厳粛な式の始まり、はじめの第一歩がこのなんの変哲もないただのドアに託されているのである。
「先輩は慣れてるんすか?」
「これに関してはいつまで経っても慣れないようです」
結婚式以外のドア係りをやったことがある水瀬でも、慣れるものではなかった。
「あとは、退場のときですね〜。タイミングが合わなかったらどうしよう・・・!」
「大丈夫ですよ。練習したじゃないですか。それに、BGMと紅露さんに合わせていれば大丈夫です」
紅露および、ブライダルの人たちは一流である。なにかハプニングが起こったとしても冷静に対応できるように教育されている。このホテルの中で、結婚式に関して一番詳しいのは紛れもなくブライダルの一行である。
「そういえば、白井先輩は?」
「白井さんは披露宴会場の方へ行っています。前回のようなことが起きないよう、厳重に調査しておく必要がありますから人手で呼ばれたんです」
「そうなんすね〜」
挙式が終わったあとは近くの会場で披露宴が待っている。この披露宴こそがホテリエ最大の多忙スポットである。
「・・・あの、先輩」
「はい、なんでしょう」
山田はとにかく水瀬と喋ろうと水瀬に話しかけてきた。
「先輩ってなんでこの仕事選んだんすか?」
全くもって今の状況と違う話である。とはいえ水瀬もだんまりとしているよりはマシである。
「ほぼテキトウですね」
「テキトウ!?」
「テキトウ」という言葉に相当驚いたのか、山田は結構大きな声を出してしまった。
「自分に合った職業を探した結果です。私は特に機械には興味もありませんし、医療系にも関心はありますが自分が仕事をしている姿が思い浮かばなかったので」
「それでどうしてホテリエなんすか?」
「人と関わるのはそこまで苦でもありませんし、なにせ、疊園さんからのお誘いもありましたから」
「バーの方ですよね」
「えぇ。酒類は好きなのでそういう仕事もいいかなと」
もともとバーでバイトをしていた身だ。接客は特に嫌でもない水瀬にとって、職場を移動せずバーでバイトができるというのは喉から手が出るほど魅力的なものだったのだ。

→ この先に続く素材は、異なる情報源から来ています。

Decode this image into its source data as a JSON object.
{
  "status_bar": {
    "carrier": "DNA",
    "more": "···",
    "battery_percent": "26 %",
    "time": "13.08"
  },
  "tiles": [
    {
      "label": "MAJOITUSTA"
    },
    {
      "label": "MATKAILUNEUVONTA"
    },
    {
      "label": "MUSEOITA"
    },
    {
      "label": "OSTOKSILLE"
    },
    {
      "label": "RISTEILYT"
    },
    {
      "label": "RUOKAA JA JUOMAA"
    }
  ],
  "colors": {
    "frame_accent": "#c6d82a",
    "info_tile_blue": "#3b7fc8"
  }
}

以外にも山田は水瀬の経歴に興味津々で、長いこと水瀬は語り続けなければならなかったが、それも挙式の間だけである。
「もうそろそろですね」
「そうっすね。行きますか」
「えぇ」
時計の針が挙式の終わりを告げる少し前、二人はバックヤードから出た。
チャペルのドアの前で、トランシーバー片手にブライダルスタッフの指示を待つ。
ドアを開けるタイミング、これがずれれば門出の門は慎ましやかには終わらない。
「それでは新郎新婦、ご退場です。お二人の新たな門出を祝し、どうぞ、盛大な拍手でお送りください」
チャペルの中から紅露の声が聞こえる。トランシーバーからはスタッフからの合図、そして退場のBGM。
(練習通りに練習通りに・・・!!)
呼吸を落ち着かせ、山田がドアノブに手を掛ける。
水瀬もそっと手を添え、タイミングが来るまで冷静に待つ。
「山田さん」
「はい」
水瀬の小さな囁きで、二人はタイミングよくドアを開く。
すでに白く眩しいチャペルに、ドアの向こうからさす明るい光。まるで、新たな夫婦を祝う天の贈り物のようだった。
最近、水瀬の後輩たちの下の名前が思い出せません。山田の下の名前が出てきません。倉橋は覚えています!千尋です!!調べてみたところ、山田は山田雅紀でした。石川は颯人だそうですね!